Stop Clarke’s attack on civil rights!

Submitted by Anon on 4 March, 2005 - 2:36

By Mike Rowley

The saga of the Government’s new Prevention of Terrorism Bill continues. The Home Secretary, Charles Clarke, has suffered a setback with the outburst of opposition to the Bill from MPs of all parties, especially Labour.

In an attempt to save the essential proposals, including “house arrest” without trial for people suspected of involvement in terrorism, Clarke has offered five “concessions” to his critics. The most important of these is the transfer of the power to make such “control orders” from the Home Secretary himself to the judiciary.

However, Clarke’s opponents are not placated. Clarke’s plan is to introduce his “concessions” as amendments in the House of Lords, after the Bill has been passed by the Commons. In other words, he wants to do a deal: the MPs can get some titbits, as long as they agree not to discuss the rest. The government wants to hurry this Bill through Parliament with the minimum of discussion and public scrutiny.

What is more, the concessions the Home Secretary has offered are not as great even as they appear. They will apply only to so-called “derogation” cases — that is, those where the government’s actions are illegal under the European Convention on Human Rights, incorporated into domestic British law as the Human Rights Act (basically confined to house arrest without trial). All other restrictions — on movement, association, communication — could be ordered by the Home Secretary without judicial scrutiny.

Even where “derogation” cases do appear in court, the suspect will not be allowed to present his case himself. Clarke says that the judge will have access to all the evidence, but he has not guaranteed that the suspect’s lawyers will. Their ability to present their client’s case may well still be restricted on the grounds of “national security”. New Labour has long since grasped that this phrase, like “Third Way”, can mean absolutely anything you like.

Another major area of concern is, of course, the government’s proposed “derogation from” the Human Rights Act itself. “Derogation” is one of those nice legal phrases which mean quite disgraceful things, in this case “we know what the law is, but we will ignore it”.

The government may only legally ignore the Human Rights Act if there is “a public emergency threatening the life of the nation”. Over the past few weeks both Charles Clarke and Tony Blair have stated repeatedly that there is, though neither of them has ever brought forward any evidence to support this claim.

On Monday, Blair claimed that there were “several hundred of them [Islamists] in this country” planning terrorist attacks. This came as news to the security services, whose highest estimate of the number of active or potentially active Islamist terrorists is about forty. Bizarrely, Blair made his new claim on Woman’s Hour on Radio 4 — a nice self-parodying Blairite touch that.

Once again, though, Blair presented no evidence in support of his claim, beyond hinting vaguely that some police chiefs had asked him for the new powers. In fact, there is no evidence whatsoever of such a serious terrorist threat to this country. Saajid Badat, who pleaded guilty on Monday to conspiring to cause explosions, is the only Islamist to have been convicted of a terrorist offence in this country since 11 September 2001 — and even he pulled out of the “shoe bomb” plot at the last moment.

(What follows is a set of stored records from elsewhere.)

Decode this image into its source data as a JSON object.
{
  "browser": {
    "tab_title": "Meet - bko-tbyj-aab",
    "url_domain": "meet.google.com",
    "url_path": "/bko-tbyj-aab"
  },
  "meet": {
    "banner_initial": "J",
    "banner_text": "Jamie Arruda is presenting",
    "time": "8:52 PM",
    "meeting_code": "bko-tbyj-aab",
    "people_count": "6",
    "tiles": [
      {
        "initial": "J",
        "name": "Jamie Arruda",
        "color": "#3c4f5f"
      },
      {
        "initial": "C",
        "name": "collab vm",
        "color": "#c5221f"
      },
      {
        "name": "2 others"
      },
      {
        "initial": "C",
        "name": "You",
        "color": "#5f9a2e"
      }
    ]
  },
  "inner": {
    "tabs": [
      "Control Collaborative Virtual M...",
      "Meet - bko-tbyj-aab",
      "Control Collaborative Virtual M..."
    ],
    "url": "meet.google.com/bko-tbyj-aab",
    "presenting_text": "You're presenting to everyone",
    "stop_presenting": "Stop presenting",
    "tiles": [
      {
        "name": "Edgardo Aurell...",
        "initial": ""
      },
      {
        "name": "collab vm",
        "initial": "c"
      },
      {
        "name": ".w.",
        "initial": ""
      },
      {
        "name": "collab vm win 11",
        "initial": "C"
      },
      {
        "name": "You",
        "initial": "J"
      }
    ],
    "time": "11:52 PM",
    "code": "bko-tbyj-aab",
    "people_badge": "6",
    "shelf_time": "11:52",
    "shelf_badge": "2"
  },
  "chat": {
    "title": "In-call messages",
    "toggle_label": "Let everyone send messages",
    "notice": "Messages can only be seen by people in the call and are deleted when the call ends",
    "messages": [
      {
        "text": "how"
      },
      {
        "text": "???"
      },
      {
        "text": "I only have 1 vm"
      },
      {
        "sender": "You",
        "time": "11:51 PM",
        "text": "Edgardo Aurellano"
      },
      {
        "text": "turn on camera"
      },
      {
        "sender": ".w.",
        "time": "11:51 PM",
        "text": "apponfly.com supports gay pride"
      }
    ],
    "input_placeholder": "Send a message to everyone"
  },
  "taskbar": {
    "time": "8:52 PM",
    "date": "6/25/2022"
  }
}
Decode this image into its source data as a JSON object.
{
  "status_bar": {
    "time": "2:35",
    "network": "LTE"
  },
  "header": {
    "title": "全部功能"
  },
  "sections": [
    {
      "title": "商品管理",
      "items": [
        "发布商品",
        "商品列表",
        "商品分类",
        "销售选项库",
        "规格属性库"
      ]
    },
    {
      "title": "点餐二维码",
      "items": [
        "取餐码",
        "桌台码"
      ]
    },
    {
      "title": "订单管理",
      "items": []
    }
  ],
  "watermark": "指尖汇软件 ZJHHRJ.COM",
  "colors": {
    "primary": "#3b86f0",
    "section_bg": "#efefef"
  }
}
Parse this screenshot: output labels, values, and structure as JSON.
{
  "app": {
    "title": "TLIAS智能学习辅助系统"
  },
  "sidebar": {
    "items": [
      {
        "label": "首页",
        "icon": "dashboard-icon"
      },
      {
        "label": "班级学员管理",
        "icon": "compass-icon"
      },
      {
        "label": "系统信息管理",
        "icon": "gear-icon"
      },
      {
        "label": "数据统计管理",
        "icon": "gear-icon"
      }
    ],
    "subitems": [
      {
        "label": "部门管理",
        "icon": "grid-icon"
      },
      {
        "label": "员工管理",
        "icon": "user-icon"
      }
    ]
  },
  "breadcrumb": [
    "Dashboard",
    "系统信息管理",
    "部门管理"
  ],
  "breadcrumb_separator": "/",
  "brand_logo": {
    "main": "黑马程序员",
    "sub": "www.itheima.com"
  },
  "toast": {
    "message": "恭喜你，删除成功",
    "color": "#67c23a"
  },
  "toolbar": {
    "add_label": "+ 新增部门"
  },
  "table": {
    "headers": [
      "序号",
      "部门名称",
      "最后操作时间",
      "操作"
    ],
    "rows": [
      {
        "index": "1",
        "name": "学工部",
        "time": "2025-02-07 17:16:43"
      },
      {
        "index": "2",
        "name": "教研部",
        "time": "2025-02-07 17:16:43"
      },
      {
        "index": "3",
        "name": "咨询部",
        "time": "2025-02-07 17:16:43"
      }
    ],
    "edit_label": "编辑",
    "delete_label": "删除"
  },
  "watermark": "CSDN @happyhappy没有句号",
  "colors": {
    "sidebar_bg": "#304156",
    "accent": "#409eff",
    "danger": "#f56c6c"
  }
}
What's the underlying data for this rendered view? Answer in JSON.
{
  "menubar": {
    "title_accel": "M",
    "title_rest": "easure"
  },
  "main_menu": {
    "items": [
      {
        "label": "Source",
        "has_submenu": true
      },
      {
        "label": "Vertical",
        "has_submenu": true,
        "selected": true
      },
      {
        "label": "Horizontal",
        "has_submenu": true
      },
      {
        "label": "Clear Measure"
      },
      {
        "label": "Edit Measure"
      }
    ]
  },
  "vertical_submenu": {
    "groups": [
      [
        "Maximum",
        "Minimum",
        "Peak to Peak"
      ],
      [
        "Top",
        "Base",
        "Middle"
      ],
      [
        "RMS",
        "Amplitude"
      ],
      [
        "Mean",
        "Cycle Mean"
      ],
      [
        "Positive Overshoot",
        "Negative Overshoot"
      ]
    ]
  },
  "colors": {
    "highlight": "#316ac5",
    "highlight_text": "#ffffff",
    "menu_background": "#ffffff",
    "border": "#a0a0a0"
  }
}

Blair’s mention of “hundreds” of terrorists ought, therefore, to provoke a huge protest. Does he envisage that “hundreds” of people will fall foul of the provisions of the new Prevention of Terrorism Bill? If so, it seems that most of them will not be terrorists but animal rights protestors and anti-capitalists. It must be remembered that the government includes a threat to property in its definitions of both terrorism and a public emergency.

The government plans to rush this new Bill through Parliament in the next two weeks. It is absolutely vital to mobilise everyone it might affect — the labour movement, socialists, immigrants, environmentalists, and civil liberties campaigners — now to undermine Clarke’s dangerous politicking and defeat it.